Giordano Bruno, All – Einheit

“Die Sinnesorgane sind nach Bruno keine kosmischen, sondern erdoberflächenverhaftete Erkenntniswerkzeuge, sie sind ihrem Wesen nach außerstande, Wahrheit oder Wirklichkeit zu registrieren.”
“Während die Substanz immer diesselbe bleibt, weil es nur eine gibt, ein göttliches unsterbliches Wesen …Da seht ihr also, wie alle Dinge im Universum sind und das Universum in allen Dingen ist, wir in ihm, es in uns, und so alles in eine vollkommene Einheit einmündet…Denn diese Einheit ist einzig und stetig und dauert immer; dieses Eine ist ewig; jede Gebärde, jede Gestalt, jedes andere ist Eitelkeit, ist wie nichts; ja geradezu nichts ist alles, was außer diesem Einen ist.”
“Wenn die materielle Welt, wie Bruno mit Heraklit annimmt, dem Flugsand gleicht oder einem ständig neues Wasser herausführenden Strom, dann muß die von den Sinnen registrierte Konstanz und Unveränderlichkeit der Dinge eine Täuschung sein. “(Kirchoff)
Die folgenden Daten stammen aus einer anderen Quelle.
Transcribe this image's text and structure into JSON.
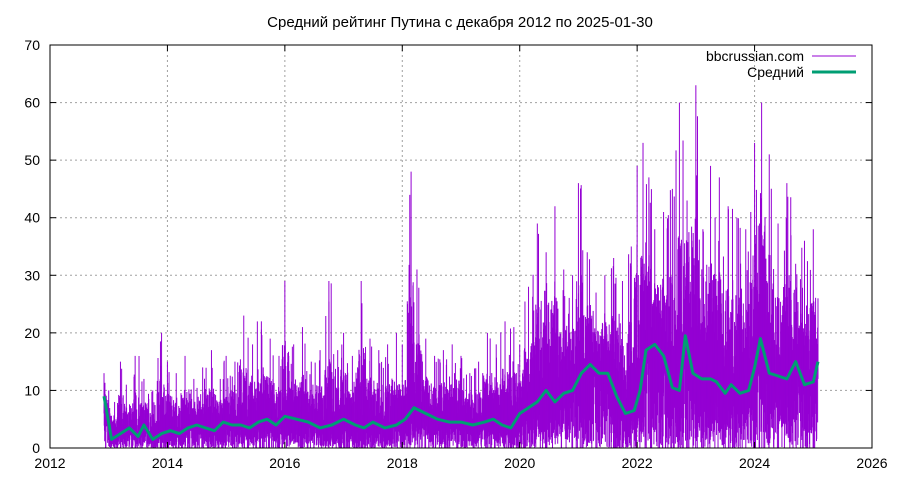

Beschäftigt man sich mit verschiedenen Schilderungen von  Nahtoderfahrungen, stößt man verschiedentlich auf Aussagen, daß  man sich im Prozeß einer nachtodlichen Wandlung oder Erhebung selber als Gott oder als Teil Gottes  wahrnimmt, auch gerade aus einer Perspektive der gesteigerten Selbsterfahrung als explizierte Form des Höchsten.  Wir wären demnach körperlich separierter Teil einer gott-bildenden Einheit und hätten  im Aufsteigen des Bewußtseins zunehmend wesenhaft Anteil an Gott.
Giordano Bruno sagte: “In der Schrift “de magia” findet sich der Hinweis, daß sich die unzähligen Einzelseelen im Weltall nicht gegenseitig behinderten, vielmehr seien sie unzähligen Lichtern gleichzusetzen, welche  sich zur Einheit des allumfassenden Lichtes zusammenfügen. Bruno ist der Auffassung, daß die Weltseele bzw. der mit ihr identische unendliche Raum sich aus der unendlichen Zahl von Einzelseelen oder Monaden konstituiere.” (Jochen Kirchoff)
 Eine erstaunliche Korrelation bietet die aus einer Nahtoderfahrung stammende Schilderung  einer umfassenden transzendenten Schau des britischen Künstlers Raymond Kinman : “Stell dir vor, du bist das Hubble-Weltallteleskop und es umgibt dich in alle Richtungen. Stell dir nun vor,  du siehst eine solche  Photographie einer Galaxy. Jede Galaxie ist aus kleinen Lichtpunkten , besteht aus Billiarden von Lichtern. Und in diesem Fall war diese Sicht  unendlich, sie  setzte sich endlos fort, und ich war einer dieser Lichtpunkte, und wir waren alle verbunden. Und diese Lichtpunkte waren jede Tsetsefliege, jede Schnecke, jedes menschliche Wesen, jeder Fels, der jemals gelebt hat (ja, das stimmt, Felsen haben Leben). Jedes Wesen, das jemals gelebt hat, war dort und wir waren alle verbunden , wie ein Ding – (ich war zwar aber noch ich selbst, aber ebenso war ich  “wir” (siehe hierzu auch  Plotin , der von einer beibehaltenen Individualität auch noch in der Vergegenwärtigung der letzten Einheit spricht.) Ich hatte das Gefühl: Ich habe all dies Potential und die Macht Gottes. Ich war nicht Gott, aber auf irgendeine Weise, durch die Verbindung mit all den anderen Lichtpunkten war ich Gott, also war ich Gott, und ich war nicht Gott.”

Und ein Nachsatz zur Eitelkeit:
Nach der All-Einheitslehre Giordano Brunos ist es vor allem die Eitelkeit, die zu einer Aufsplitterung einer ursächlichen Zusammenheit in die Einzelseelen führte.
Meine Anfügung: Nun ist der Beweggrund jeder menschlichen Zusammenkunft -also das, was die Menschen in allen möglichen Variationen zusammentreibt- der bewußte oder unbewußte Wunsch- etwas von dieser verlorenen All-Einheit wiederzuergattern – gerade aber bringen eben erst jene Zusammenkünfte (paradoxereise möchte man sagen) all die Eitelkeiten , die so überaus trennenden Charakter haben, zu ihrer vollsten Blüte.